The Chicago-based company hopes for approval by early next year, and then intends to finish the $450 million project in a north-eastern area of the state by 2012 - sending most of the power out of Nebraska and into the regional grid controlled by the Southwest Power Pool (SPP).
The new law is intended to encourage private development in the only US state where all utilities are 100% public owned. This has allowed those utilities legal rights to control Nebraska's power generation since the 1940s and stifled investment in wind and other projects by independent power producers.
But now, private developers with a power purchase agreement (PPA) of ten years or more can build projects in Nebraska as long as they export 90% of the power and pay for any new transmission needed to move the electricity. Invenergy's application in Nebraska would trigger an initial approval to proceed with development, with the understanding that Invenergy would not move towards construction until it had a PPA.

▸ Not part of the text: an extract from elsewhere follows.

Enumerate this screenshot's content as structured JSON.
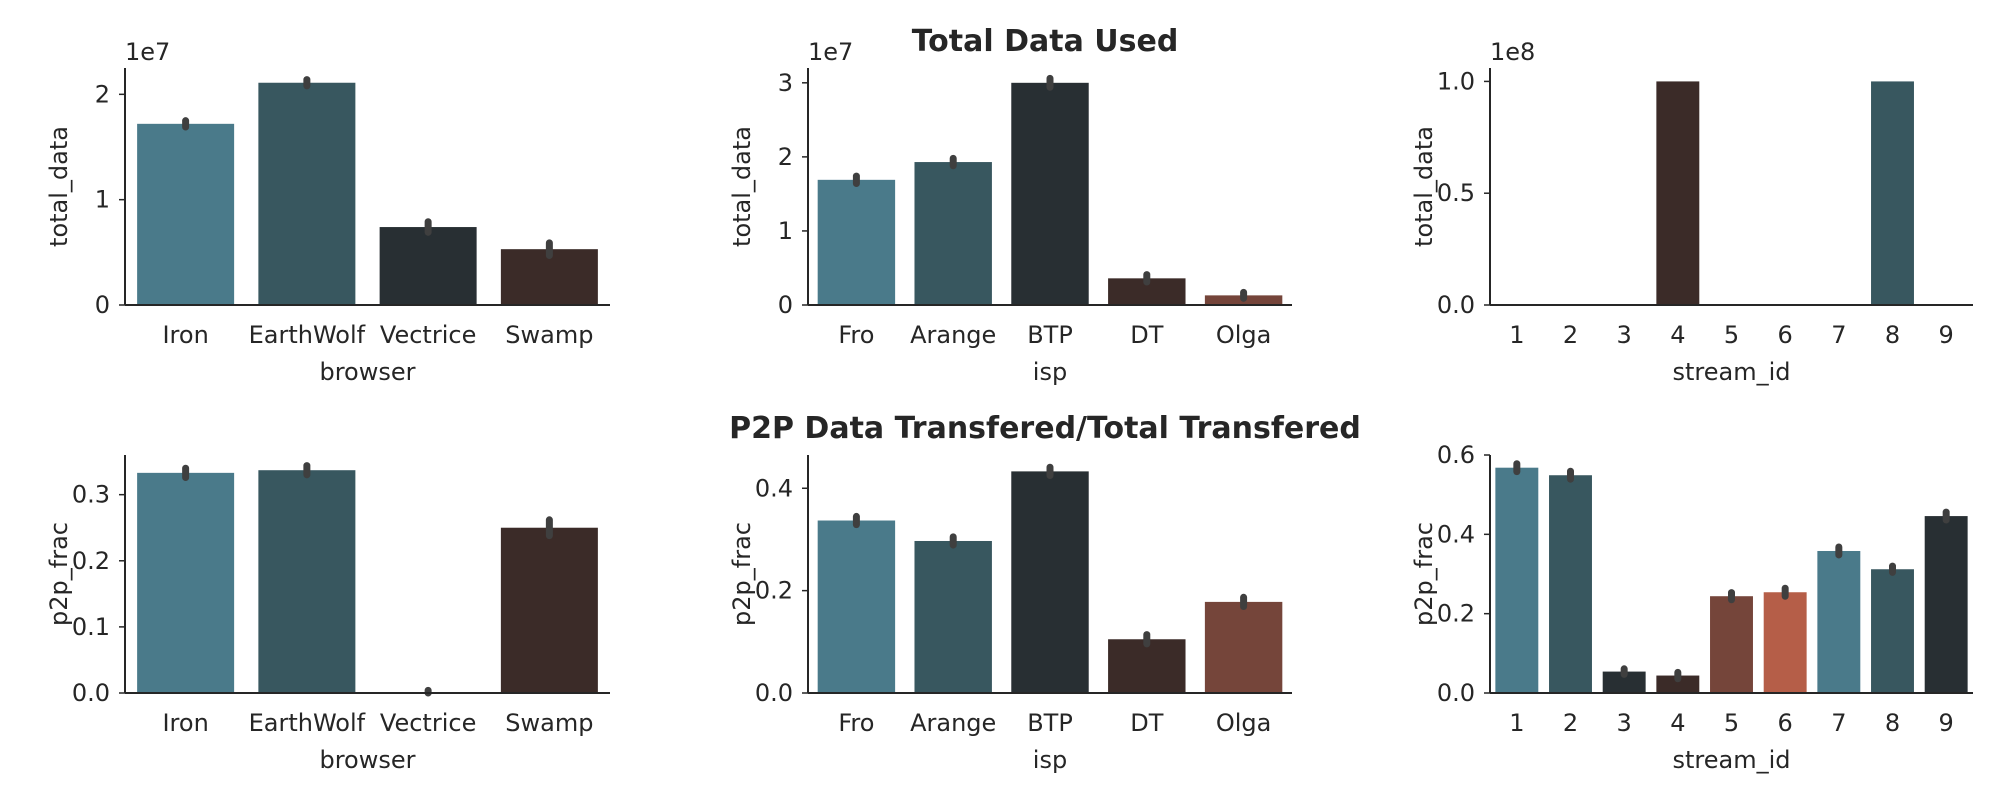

The export rule could trigger a boom in a state that, although ranked fifth-windiest, has only 152MW of wind power online. "The energy-policy steps that Nebraska has taken have been very positive for wind power," says Mark Jacobson, Invenergy's director of business development. "Nebraska and other states are seeing that they really need a market that works well inside the confines of a regional grid."
The state's efforts to exploit its wind resources have long been minimised by low coal-based electricity prices and a sparse population that creates little demand for new generation. Although that makes exporting wind power a logical solution, not everyone is convinced Invenergy's plan is a sure thing.

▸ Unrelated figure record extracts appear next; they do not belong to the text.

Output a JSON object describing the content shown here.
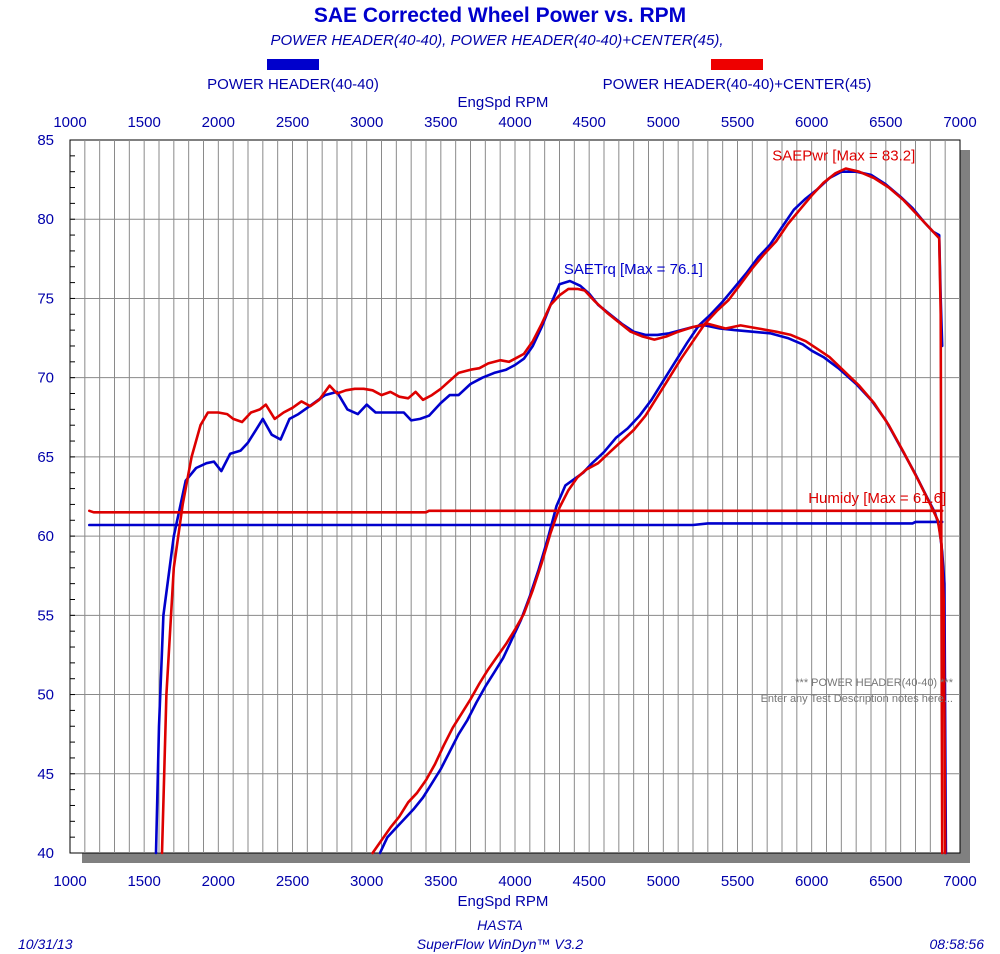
{
  "header": {
    "title": "SAE Corrected Wheel Power vs. RPM",
    "subtitle": "POWER HEADER(40-40), POWER HEADER(40-40)+CENTER(45),"
  },
  "legend": {
    "placement": "top",
    "items": [
      {
        "label": "POWER HEADER(40-40)",
        "color": "#0000cc"
      },
      {
        "label": "POWER HEADER(40-40)+CENTER(45)",
        "color": "#dd0000"
      }
    ]
  },
  "footer": {
    "date": "10/31/13",
    "operator": "HASTA",
    "software": "SuperFlow WinDyn™ V3.2",
    "time": "08:58:56"
  },
  "notes": {
    "line1": "*** POWER HEADER(40-40) ***",
    "line2": "Enter any Test Description notes here..."
  },
  "chart_data": {
    "type": "line",
    "title": "SAE Corrected Wheel Power vs. RPM",
    "xlabel": "EngSpd RPM",
    "ylabel": "",
    "xlim": [
      1000,
      7000
    ],
    "ylim": [
      40,
      85
    ],
    "xticks": [
      1000,
      1500,
      2000,
      2500,
      3000,
      3500,
      4000,
      4500,
      5000,
      5500,
      6000,
      6500,
      7000
    ],
    "yticks": [
      40,
      45,
      50,
      55,
      60,
      65,
      70,
      75,
      80,
      85
    ],
    "grid": true,
    "colors": {
      "run1": "#0000cc",
      "run2": "#dd0000",
      "shadow": "#808080"
    },
    "annotations": [
      {
        "text": "SAETrq [Max = 76.1]",
        "color": "#0000cc",
        "x": 4370,
        "y": 76.1
      },
      {
        "text": "SAEPwr [Max = 83.2]",
        "color": "#dd0000",
        "x": 6230,
        "y": 83.2
      },
      {
        "text": "Humidy [Max = 61.6]",
        "color": "#dd0000",
        "x": 6880,
        "y": 61.6
      }
    ],
    "series": [
      {
        "name": "POWER HEADER(40-40)",
        "quantity": "SAETrq",
        "color": "#0000cc",
        "points": [
          [
            1580,
            40
          ],
          [
            1600,
            48
          ],
          [
            1630,
            55
          ],
          [
            1700,
            60
          ],
          [
            1780,
            63.5
          ],
          [
            1850,
            64.3
          ],
          [
            1920,
            64.6
          ],
          [
            1970,
            64.7
          ],
          [
            2020,
            64.1
          ],
          [
            2080,
            65.2
          ],
          [
            2150,
            65.4
          ],
          [
            2200,
            65.9
          ],
          [
            2260,
            66.8
          ],
          [
            2300,
            67.4
          ],
          [
            2360,
            66.4
          ],
          [
            2420,
            66.1
          ],
          [
            2480,
            67.4
          ],
          [
            2540,
            67.7
          ],
          [
            2600,
            68.1
          ],
          [
            2660,
            68.5
          ],
          [
            2720,
            68.9
          ],
          [
            2800,
            69.1
          ],
          [
            2870,
            68.0
          ],
          [
            2940,
            67.7
          ],
          [
            3000,
            68.3
          ],
          [
            3060,
            67.8
          ],
          [
            3150,
            67.8
          ],
          [
            3250,
            67.8
          ],
          [
            3300,
            67.3
          ],
          [
            3360,
            67.4
          ],
          [
            3420,
            67.6
          ],
          [
            3500,
            68.4
          ],
          [
            3560,
            68.9
          ],
          [
            3620,
            68.9
          ],
          [
            3700,
            69.6
          ],
          [
            3780,
            70.0
          ],
          [
            3860,
            70.3
          ],
          [
            3940,
            70.5
          ],
          [
            4000,
            70.8
          ],
          [
            4060,
            71.2
          ],
          [
            4120,
            72.0
          ],
          [
            4180,
            73.2
          ],
          [
            4240,
            74.6
          ],
          [
            4300,
            75.9
          ],
          [
            4370,
            76.1
          ],
          [
            4440,
            75.8
          ],
          [
            4500,
            75.3
          ],
          [
            4560,
            74.6
          ],
          [
            4640,
            74.0
          ],
          [
            4720,
            73.4
          ],
          [
            4800,
            72.9
          ],
          [
            4880,
            72.7
          ],
          [
            4960,
            72.7
          ],
          [
            5040,
            72.8
          ],
          [
            5120,
            73.0
          ],
          [
            5200,
            73.2
          ],
          [
            5280,
            73.3
          ],
          [
            5380,
            73.1
          ],
          [
            5480,
            73.0
          ],
          [
            5600,
            72.9
          ],
          [
            5720,
            72.8
          ],
          [
            5840,
            72.5
          ],
          [
            5940,
            72.1
          ],
          [
            6000,
            71.7
          ],
          [
            6080,
            71.3
          ],
          [
            6180,
            70.6
          ],
          [
            6300,
            69.6
          ],
          [
            6400,
            68.6
          ],
          [
            6500,
            67.3
          ],
          [
            6600,
            65.6
          ],
          [
            6700,
            63.9
          ],
          [
            6780,
            62.4
          ],
          [
            6830,
            61.5
          ],
          [
            6860,
            60.6
          ],
          [
            6880,
            59.0
          ],
          [
            6895,
            57.0
          ],
          [
            6905,
            40
          ]
        ]
      },
      {
        "name": "POWER HEADER(40-40)+CENTER(45)",
        "quantity": "SAETrq",
        "color": "#dd0000",
        "points": [
          [
            1620,
            40
          ],
          [
            1650,
            50
          ],
          [
            1700,
            58
          ],
          [
            1760,
            62
          ],
          [
            1820,
            65
          ],
          [
            1880,
            67
          ],
          [
            1930,
            67.8
          ],
          [
            2000,
            67.8
          ],
          [
            2060,
            67.7
          ],
          [
            2100,
            67.4
          ],
          [
            2160,
            67.2
          ],
          [
            2220,
            67.8
          ],
          [
            2280,
            68.0
          ],
          [
            2320,
            68.3
          ],
          [
            2380,
            67.4
          ],
          [
            2440,
            67.8
          ],
          [
            2500,
            68.1
          ],
          [
            2560,
            68.5
          ],
          [
            2620,
            68.2
          ],
          [
            2680,
            68.6
          ],
          [
            2750,
            69.5
          ],
          [
            2800,
            69.0
          ],
          [
            2860,
            69.2
          ],
          [
            2920,
            69.3
          ],
          [
            2980,
            69.3
          ],
          [
            3040,
            69.2
          ],
          [
            3100,
            68.9
          ],
          [
            3160,
            69.1
          ],
          [
            3220,
            68.8
          ],
          [
            3280,
            68.7
          ],
          [
            3330,
            69.1
          ],
          [
            3380,
            68.6
          ],
          [
            3440,
            68.9
          ],
          [
            3500,
            69.3
          ],
          [
            3560,
            69.8
          ],
          [
            3620,
            70.3
          ],
          [
            3700,
            70.5
          ],
          [
            3760,
            70.6
          ],
          [
            3820,
            70.9
          ],
          [
            3900,
            71.1
          ],
          [
            3960,
            71.0
          ],
          [
            4000,
            71.2
          ],
          [
            4060,
            71.5
          ],
          [
            4120,
            72.3
          ],
          [
            4180,
            73.4
          ],
          [
            4240,
            74.6
          ],
          [
            4300,
            75.2
          ],
          [
            4360,
            75.6
          ],
          [
            4420,
            75.6
          ],
          [
            4470,
            75.5
          ],
          [
            4540,
            74.8
          ],
          [
            4620,
            74.1
          ],
          [
            4700,
            73.5
          ],
          [
            4780,
            72.9
          ],
          [
            4860,
            72.6
          ],
          [
            4940,
            72.4
          ],
          [
            5020,
            72.6
          ],
          [
            5100,
            72.9
          ],
          [
            5200,
            73.2
          ],
          [
            5300,
            73.4
          ],
          [
            5420,
            73.1
          ],
          [
            5520,
            73.3
          ],
          [
            5640,
            73.1
          ],
          [
            5760,
            72.9
          ],
          [
            5860,
            72.7
          ],
          [
            5960,
            72.3
          ],
          [
            6040,
            71.8
          ],
          [
            6120,
            71.3
          ],
          [
            6220,
            70.4
          ],
          [
            6320,
            69.5
          ],
          [
            6420,
            68.4
          ],
          [
            6520,
            67.0
          ],
          [
            6620,
            65.3
          ],
          [
            6720,
            63.5
          ],
          [
            6800,
            62.0
          ],
          [
            6850,
            61.0
          ],
          [
            6875,
            59.5
          ],
          [
            6890,
            56.0
          ],
          [
            6900,
            40
          ]
        ]
      },
      {
        "name": "POWER HEADER(40-40)",
        "quantity": "SAEPwr",
        "color": "#0000cc",
        "points": [
          [
            3090,
            40
          ],
          [
            3140,
            41.0
          ],
          [
            3200,
            41.6
          ],
          [
            3260,
            42.2
          ],
          [
            3320,
            42.8
          ],
          [
            3380,
            43.5
          ],
          [
            3440,
            44.4
          ],
          [
            3500,
            45.3
          ],
          [
            3560,
            46.4
          ],
          [
            3620,
            47.5
          ],
          [
            3680,
            48.4
          ],
          [
            3740,
            49.5
          ],
          [
            3800,
            50.5
          ],
          [
            3860,
            51.4
          ],
          [
            3920,
            52.3
          ],
          [
            3980,
            53.5
          ],
          [
            4040,
            54.7
          ],
          [
            4100,
            56.2
          ],
          [
            4160,
            57.9
          ],
          [
            4220,
            59.8
          ],
          [
            4280,
            61.9
          ],
          [
            4340,
            63.2
          ],
          [
            4400,
            63.6
          ],
          [
            4460,
            64.0
          ],
          [
            4520,
            64.6
          ],
          [
            4600,
            65.3
          ],
          [
            4680,
            66.2
          ],
          [
            4760,
            66.8
          ],
          [
            4840,
            67.6
          ],
          [
            4920,
            68.6
          ],
          [
            5000,
            69.8
          ],
          [
            5080,
            71.0
          ],
          [
            5160,
            72.2
          ],
          [
            5240,
            73.3
          ],
          [
            5320,
            74.0
          ],
          [
            5400,
            74.8
          ],
          [
            5480,
            75.7
          ],
          [
            5560,
            76.6
          ],
          [
            5640,
            77.6
          ],
          [
            5720,
            78.4
          ],
          [
            5800,
            79.5
          ],
          [
            5880,
            80.6
          ],
          [
            5960,
            81.3
          ],
          [
            6040,
            81.9
          ],
          [
            6120,
            82.6
          ],
          [
            6200,
            83.0
          ],
          [
            6300,
            83.0
          ],
          [
            6400,
            82.8
          ],
          [
            6500,
            82.2
          ],
          [
            6600,
            81.4
          ],
          [
            6680,
            80.7
          ],
          [
            6760,
            79.8
          ],
          [
            6820,
            79.2
          ],
          [
            6860,
            79.0
          ],
          [
            6870,
            75.0
          ],
          [
            6880,
            72.0
          ]
        ]
      },
      {
        "name": "POWER HEADER(40-40)+CENTER(45)",
        "quantity": "SAEPwr",
        "color": "#dd0000",
        "points": [
          [
            3040,
            40
          ],
          [
            3100,
            40.8
          ],
          [
            3160,
            41.6
          ],
          [
            3220,
            42.3
          ],
          [
            3280,
            43.2
          ],
          [
            3340,
            43.8
          ],
          [
            3400,
            44.6
          ],
          [
            3460,
            45.6
          ],
          [
            3520,
            46.8
          ],
          [
            3580,
            47.9
          ],
          [
            3640,
            48.8
          ],
          [
            3700,
            49.7
          ],
          [
            3760,
            50.7
          ],
          [
            3820,
            51.6
          ],
          [
            3880,
            52.4
          ],
          [
            3940,
            53.2
          ],
          [
            4000,
            54.1
          ],
          [
            4060,
            55.1
          ],
          [
            4120,
            56.6
          ],
          [
            4180,
            58.3
          ],
          [
            4240,
            60.2
          ],
          [
            4300,
            61.8
          ],
          [
            4360,
            62.9
          ],
          [
            4420,
            63.7
          ],
          [
            4480,
            64.2
          ],
          [
            4560,
            64.6
          ],
          [
            4640,
            65.3
          ],
          [
            4720,
            66.0
          ],
          [
            4800,
            66.7
          ],
          [
            4880,
            67.6
          ],
          [
            4960,
            68.8
          ],
          [
            5040,
            70.0
          ],
          [
            5120,
            71.2
          ],
          [
            5200,
            72.3
          ],
          [
            5280,
            73.4
          ],
          [
            5360,
            74.2
          ],
          [
            5440,
            74.9
          ],
          [
            5520,
            75.9
          ],
          [
            5600,
            76.9
          ],
          [
            5680,
            77.8
          ],
          [
            5760,
            78.6
          ],
          [
            5840,
            79.7
          ],
          [
            5920,
            80.6
          ],
          [
            6000,
            81.5
          ],
          [
            6080,
            82.3
          ],
          [
            6160,
            82.9
          ],
          [
            6230,
            83.2
          ],
          [
            6320,
            83.0
          ],
          [
            6420,
            82.6
          ],
          [
            6520,
            82.0
          ],
          [
            6620,
            81.2
          ],
          [
            6700,
            80.4
          ],
          [
            6780,
            79.6
          ],
          [
            6840,
            79.0
          ],
          [
            6860,
            78.8
          ],
          [
            6870,
            74.0
          ],
          [
            6880,
            40
          ]
        ]
      },
      {
        "name": "POWER HEADER(40-40)",
        "quantity": "Humidy",
        "color": "#0000cc",
        "points": [
          [
            1130,
            60.7
          ],
          [
            3500,
            60.7
          ],
          [
            5200,
            60.7
          ],
          [
            5300,
            60.8
          ],
          [
            6680,
            60.8
          ],
          [
            6700,
            60.9
          ],
          [
            6880,
            60.9
          ]
        ]
      },
      {
        "name": "POWER HEADER(40-40)+CENTER(45)",
        "quantity": "Humidy",
        "color": "#dd0000",
        "points": [
          [
            1130,
            61.6
          ],
          [
            1160,
            61.5
          ],
          [
            3400,
            61.5
          ],
          [
            3420,
            61.6
          ],
          [
            6880,
            61.6
          ]
        ]
      }
    ]
  }
}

"They do not have a PPA, they do not have financing and they did not make clear how they are going to deal with transmission," says John Hansen, president of the Nebraska Farmers Union and longtime wind advocate. "But they are a big player and we need a guinea pig to go through the process to find out whether the law works as we intended it to."
Invenergy believes financing and a PPA will be forthcoming. And Jacobson does not think scarcity of wires will be a deal breaker. "I do not see the transmission question being any different in Nebraska than it is in Kansas, Wyoming, Montana or New Mexico," he says. "There are pockets of available transmission in some areas and restricted access in others."
Jacobson says developers in Nebraska can anticipate where new lines will be built. "We are trying to look for the available transmission pockets now so that we can get projects built," he says. "At the same time, we are looking long term and saying: 'Where do I think there will be transmission in the future?'"
Still, Hansen wonders exactly where Invenergy's 200MW project will send its generation. Nebraska only recently joined the SPP, which, Hansen says, is likely to get all the wind power it requires elsewhere. "They will be filling those needs long before they get to Nebraska," he says. "I was not as encouraged in my recent discussion with the SPP as I was when we first went into the SPP."
Yet Hansen is glad that the guinea pig's name is Invenergy. "We have had an awful lot of folks say an awful lot of things that just never turned out to be the case," he says. "But when Invenergy does stuff, unlike some of the folks who have been making claims, they have a pretty impressive track record."